Interoperability of SDN applications and controllers with SDN switches, such as OpenFlow, NetConf, RestConf and others, will be the focus when the SDN Consortium opens its doors on August 1. Standards compliance and benchmarking will follow on based upon member requests.

In related matters, UNH-IOL hosted an Open Networking Foundation (ONF) AppFest at its 28,000-plus square foot facility in May. ONF members tested their software in several OpenFlow switch environments and SDN controllers for a variety of purposes during the event. That included testing protocol conformance with OpenFlow 1.3, functionality testing against software controllers such as ONOS, OpenDaylight and Ryu, and looking to find ways of optimizing software by using ONF’s performance benchmarking tools.

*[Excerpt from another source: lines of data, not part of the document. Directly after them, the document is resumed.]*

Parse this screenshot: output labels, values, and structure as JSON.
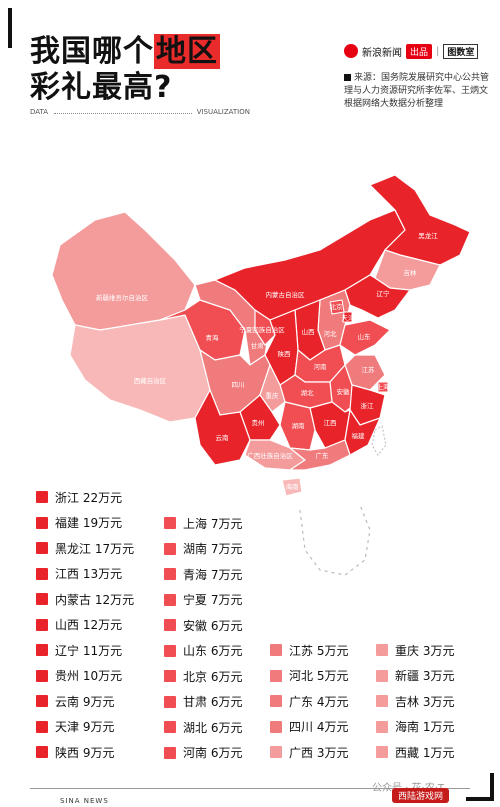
{
  "header": {
    "title_line1_a": "我国哪个",
    "title_line1_b": "地区",
    "title_line2": "彩礼最高?",
    "data_label": "DATA",
    "viz_label": "VISUALIZATION"
  },
  "brand": {
    "sina": "新浪新闻",
    "product": "出品",
    "separator": "|",
    "column": "图数室"
  },
  "source": {
    "text": "来源：国务院发展研究中心公共管理与人力资源研究所李佐军、王炳文根据网络大数据分析整理"
  },
  "colors": {
    "tier_high": "#e8232a",
    "tier_mid": "#f04e52",
    "tier_low1": "#f07b7d",
    "tier_low2": "#f49b9c",
    "tier_low3": "#f8b8b8"
  },
  "chart_data": {
    "type": "table",
    "unit": "万元",
    "rows": [
      {
        "region": "浙江",
        "value": 22,
        "label": "浙江 22万元"
      },
      {
        "region": "福建",
        "value": 19,
        "label": "福建 19万元"
      },
      {
        "region": "黑龙江",
        "value": 17,
        "label": "黑龙江 17万元"
      },
      {
        "region": "江西",
        "value": 13,
        "label": "江西 13万元"
      },
      {
        "region": "内蒙古",
        "value": 12,
        "label": "内蒙古 12万元"
      },
      {
        "region": "山西",
        "value": 12,
        "label": "山西 12万元"
      },
      {
        "region": "辽宁",
        "value": 11,
        "label": "辽宁 11万元"
      },
      {
        "region": "贵州",
        "value": 10,
        "label": "贵州 10万元"
      },
      {
        "region": "云南",
        "value": 9,
        "label": "云南 9万元"
      },
      {
        "region": "天津",
        "value": 9,
        "label": "天津 9万元"
      },
      {
        "region": "陕西",
        "value": 9,
        "label": "陕西 9万元"
      },
      {
        "region": "上海",
        "value": 7,
        "label": "上海 7万元"
      },
      {
        "region": "湖南",
        "value": 7,
        "label": "湖南 7万元"
      },
      {
        "region": "青海",
        "value": 7,
        "label": "青海 7万元"
      },
      {
        "region": "宁夏",
        "value": 7,
        "label": "宁夏 7万元"
      },
      {
        "region": "安徽",
        "value": 6,
        "label": "安徽 6万元"
      },
      {
        "region": "山东",
        "value": 6,
        "label": "山东 6万元"
      },
      {
        "region": "北京",
        "value": 6,
        "label": "北京 6万元"
      },
      {
        "region": "甘肃",
        "value": 6,
        "label": "甘肃 6万元"
      },
      {
        "region": "湖北",
        "value": 6,
        "label": "湖北 6万元"
      },
      {
        "region": "河南",
        "value": 6,
        "label": "河南 6万元"
      },
      {
        "region": "江苏",
        "value": 5,
        "label": "江苏 5万元"
      },
      {
        "region": "河北",
        "value": 5,
        "label": "河北 5万元"
      },
      {
        "region": "广东",
        "value": 4,
        "label": "广东 4万元"
      },
      {
        "region": "四川",
        "value": 4,
        "label": "四川 4万元"
      },
      {
        "region": "广西",
        "value": 3,
        "label": "广西 3万元"
      },
      {
        "region": "重庆",
        "value": 3,
        "label": "重庆 3万元"
      },
      {
        "region": "新疆",
        "value": 3,
        "label": "新疆 3万元"
      },
      {
        "region": "吉林",
        "value": 3,
        "label": "吉林 3万元"
      },
      {
        "region": "海南",
        "value": 1,
        "label": "海南 1万元"
      },
      {
        "region": "西藏",
        "value": 1,
        "label": "西藏 1万元"
      }
    ]
  },
  "map_labels": {
    "xinjiang": "新疆维吾尔自治区",
    "xizang": "西藏自治区",
    "neimenggu": "内蒙古自治区",
    "heilongjiang": "黑龙江",
    "jilin": "吉林",
    "liaoning": "辽宁",
    "beijing": "北京",
    "tianjin": "天津",
    "hebei": "河北",
    "shanxi": "山西",
    "shandong": "山东",
    "ningxia": "宁夏回族自治区",
    "gansu": "甘肃",
    "qinghai": "青海",
    "shaanxi": "陕西",
    "henan": "河南",
    "jiangsu": "江苏",
    "anhui": "安徽",
    "shanghai": "上海",
    "sichuan": "四川",
    "chongqing": "重庆",
    "hubei": "湖北",
    "zhejiang": "浙江",
    "hunan": "湖南",
    "jiangxi": "江西",
    "guizhou": "贵州",
    "yunnan": "云南",
    "guangxi": "广西壮族自治区",
    "guangdong": "广东",
    "fujian": "福建",
    "hainan": "海南"
  },
  "footer": {
    "left": "SINA NEWS",
    "watermark": "公众号 · 花·农·T",
    "site": "西陆游戏网"
  }
}
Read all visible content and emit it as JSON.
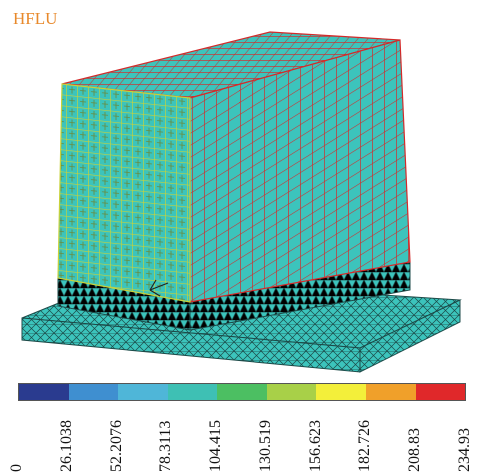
{
  "result": {
    "label": "HFLU"
  },
  "legend": {
    "colors": [
      "#2a3b8f",
      "#3f8fd0",
      "#4fb6d8",
      "#3ec0b4",
      "#4cbf62",
      "#a8d048",
      "#f3ef3a",
      "#f0a02a",
      "#e0282a"
    ],
    "ticks": [
      "0",
      "26.1038",
      "52.2076",
      "78.3113",
      "104.415",
      "130.519",
      "156.623",
      "182.726",
      "208.83",
      "234.93"
    ]
  },
  "colors": {
    "mesh_teal": "#3cc4bc",
    "mesh_red": "#d42a2a",
    "mesh_yellow": "#c8d23a",
    "mesh_dark": "#1c4a48",
    "label_orange": "#e8892b"
  }
}
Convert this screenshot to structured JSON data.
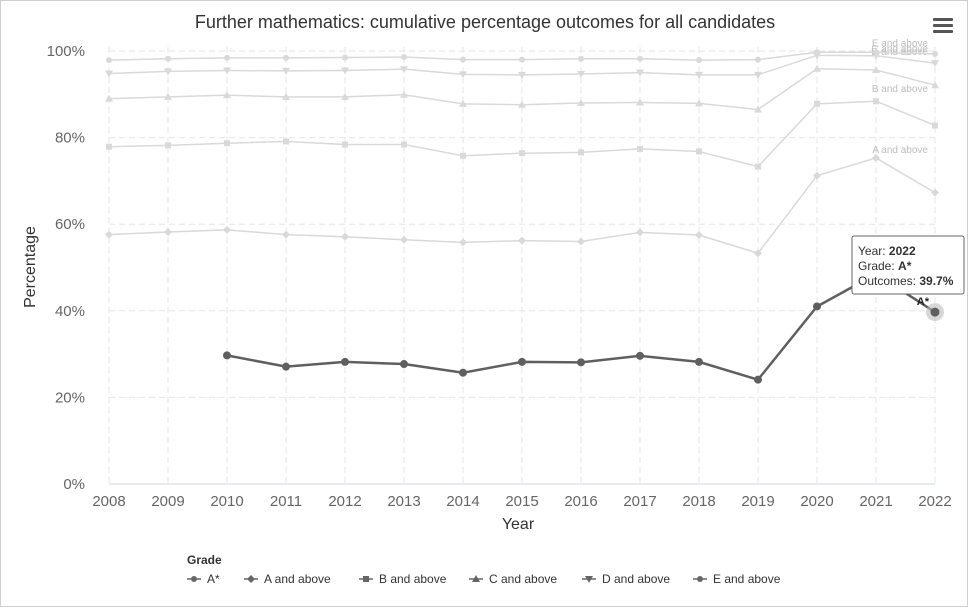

“Conformance, performance, and interoperability testing all contribute to higher market confidence in SDN, and independent laboratories provide vendor-neutral environments and results,” ONF Executive Director Dan Pitt said.

Pitt also pointed out the value of UNH-IOL students’ participation. “In this case, UNH students employed at the lab play a big part in the multivendor testing that the UNH-IOL conducts, as they did at our latest AppFest. SDN is on the cutting edge of deployment and this is a great opportunity for students to master SDN technologies; they represent the networking workforce of the future.”